One defense strategy is to point the finger at another doctor and Jackson as having a large role in his death, while arguing that Murray was blind to what they were doing.
They contend that dermatologist Dr. Arnold Klein got the singer addicted to Demerol during those frequent visits to his Beverly Hills office in the weeks before his death, something Murray did not know about.
His withdrawal from that Demerol addiction was what kept Jackson awake despite Murray's efforts to put him to sleep with sedatives the morning he died, the defense contends, arguing that Klein is at least partly responsible for Jackson's death because of the Demerol.
Chernoff asked Williams, Jackson's personal assistant, if he went to Klein's office with Jackson.
"At a certain point, it was very regular," Williams said.
Chernoff then asked Williams whether he'd ever heard Jackson talk slowly with slurred speech, as he did on an audio recording played in court Tuesday.
"Not that extreme, but I have heard him talk slow before," Williams said.
"And when he left Dr. Klein's office, have you observed him sometimes to talk slow?" Chernoff asked.
Sometimes, Williams replied, "he would talk slow like that. I never heard it that extreme, but I can definitely say he has come out, and he's a little slower."
Chief security guard Muhammad, who often drove Jackson, testified that "There were times he would go almost every day" to Klein's office. Jackson often appeared intoxicated when he left, Muhammad testified.
Jackson once told Muhammad that his frequent trips to the dermatologist were for treatment for a skin disease.
"My doctors tell me that I have to go, so I go," Muhammad said Jackson told him.
At the start of court proceedings Wednesday, Paul Gongaware, an executive with the company promoting Jackson's comeback concerts, said he noticed that Jackson had "a little bit of a slower speech pattern, just a slight slur in the speech" after a visit with Klein.
Medical records show that Klein gave Jackson numerous shots of Demerol in the weeks before his death, Chernoff told jurors Tuesday.
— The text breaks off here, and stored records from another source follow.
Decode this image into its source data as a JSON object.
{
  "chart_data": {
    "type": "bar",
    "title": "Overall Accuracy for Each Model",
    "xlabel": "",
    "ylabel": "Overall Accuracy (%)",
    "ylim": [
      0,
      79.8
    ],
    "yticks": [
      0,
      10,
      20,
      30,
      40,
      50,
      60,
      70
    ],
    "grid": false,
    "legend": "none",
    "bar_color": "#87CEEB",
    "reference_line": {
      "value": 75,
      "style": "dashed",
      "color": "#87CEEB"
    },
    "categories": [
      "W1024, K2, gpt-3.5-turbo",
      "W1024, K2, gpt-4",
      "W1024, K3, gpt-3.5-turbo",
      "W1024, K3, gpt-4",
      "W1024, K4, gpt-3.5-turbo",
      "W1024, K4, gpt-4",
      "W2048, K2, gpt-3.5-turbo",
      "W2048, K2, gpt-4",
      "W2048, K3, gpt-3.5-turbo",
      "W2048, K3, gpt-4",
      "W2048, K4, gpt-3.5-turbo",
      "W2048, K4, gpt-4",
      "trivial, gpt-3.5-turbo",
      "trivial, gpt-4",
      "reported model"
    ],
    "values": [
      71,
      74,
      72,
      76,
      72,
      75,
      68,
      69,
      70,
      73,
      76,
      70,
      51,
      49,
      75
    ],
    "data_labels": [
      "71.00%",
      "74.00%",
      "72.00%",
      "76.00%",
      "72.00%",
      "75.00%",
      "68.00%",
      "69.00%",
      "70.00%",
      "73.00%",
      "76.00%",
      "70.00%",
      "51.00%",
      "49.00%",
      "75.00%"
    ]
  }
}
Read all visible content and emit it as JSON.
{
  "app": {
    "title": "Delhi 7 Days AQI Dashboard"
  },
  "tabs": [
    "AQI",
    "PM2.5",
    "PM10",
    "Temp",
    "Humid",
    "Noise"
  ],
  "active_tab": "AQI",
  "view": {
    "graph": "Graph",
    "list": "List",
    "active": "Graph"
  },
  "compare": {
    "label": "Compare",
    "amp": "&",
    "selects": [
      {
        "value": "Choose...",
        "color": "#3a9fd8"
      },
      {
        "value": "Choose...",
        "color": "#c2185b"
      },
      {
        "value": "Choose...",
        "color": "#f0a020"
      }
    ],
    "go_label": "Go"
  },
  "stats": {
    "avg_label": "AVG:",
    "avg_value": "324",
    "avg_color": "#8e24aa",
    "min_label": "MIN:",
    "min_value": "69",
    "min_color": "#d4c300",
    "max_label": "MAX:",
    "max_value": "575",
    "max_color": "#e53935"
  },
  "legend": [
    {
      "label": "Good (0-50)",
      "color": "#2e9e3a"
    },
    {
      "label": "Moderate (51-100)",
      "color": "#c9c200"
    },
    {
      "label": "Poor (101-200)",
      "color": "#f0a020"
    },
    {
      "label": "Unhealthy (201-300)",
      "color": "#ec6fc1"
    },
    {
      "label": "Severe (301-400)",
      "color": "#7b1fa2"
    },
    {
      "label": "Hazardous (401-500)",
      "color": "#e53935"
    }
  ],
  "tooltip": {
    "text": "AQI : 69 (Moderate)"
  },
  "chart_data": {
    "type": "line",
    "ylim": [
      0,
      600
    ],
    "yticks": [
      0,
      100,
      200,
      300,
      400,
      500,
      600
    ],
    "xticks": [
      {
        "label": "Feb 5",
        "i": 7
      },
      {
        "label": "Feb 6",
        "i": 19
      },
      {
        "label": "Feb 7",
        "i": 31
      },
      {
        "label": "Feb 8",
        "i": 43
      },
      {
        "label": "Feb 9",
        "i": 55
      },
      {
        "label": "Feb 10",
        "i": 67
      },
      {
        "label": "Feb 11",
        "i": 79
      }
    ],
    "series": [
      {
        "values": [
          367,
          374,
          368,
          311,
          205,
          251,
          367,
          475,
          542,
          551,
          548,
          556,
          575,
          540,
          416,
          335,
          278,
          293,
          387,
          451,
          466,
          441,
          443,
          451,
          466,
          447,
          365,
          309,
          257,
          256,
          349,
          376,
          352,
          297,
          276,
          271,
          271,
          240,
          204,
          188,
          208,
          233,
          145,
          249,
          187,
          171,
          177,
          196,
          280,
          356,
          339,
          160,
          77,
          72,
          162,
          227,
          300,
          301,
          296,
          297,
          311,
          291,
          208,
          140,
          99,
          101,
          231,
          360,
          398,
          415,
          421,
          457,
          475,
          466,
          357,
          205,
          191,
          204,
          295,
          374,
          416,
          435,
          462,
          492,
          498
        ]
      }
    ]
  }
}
"Dr. Klein did not do anything that was medically inappropriate," Klein's lawyer, Garo Ghazarian, told HLN's "Issues with Jane Velez-Mitchell" Wednesday.
The last time Klein gave Jackson drugs was more than three days before his death, Ghazarian said.
Jackson's inability to sleep the morning he died was "one of the insidious effects" of Demerol addiction withdrawal, Chernoff said. Since Murray did not know about the Demerol, he could not understand why Jackson was unable to fall asleep that morning, Chernoff said.
Los Angeles County Superior Court Judge Michael Pastor previously ruled that while the jury can see some of the records of Klein's treatment of Jackson, the doctor would not testify. Demerol was not found in Jackson's body during the autopsy, which makes Klein's testimony irrelevant, Pastor ruled.
The trial began Tuesday with prosecutors playing a stunning audio recording of an apparently drugged Jackson slurring his words weeks before his death. Prosecutors also showed jurors a photo of Jackson's corpse on a hospital gurney.
If convicted of involuntary manslaughter, Murray could spend four years in a California prison and lose his medical license.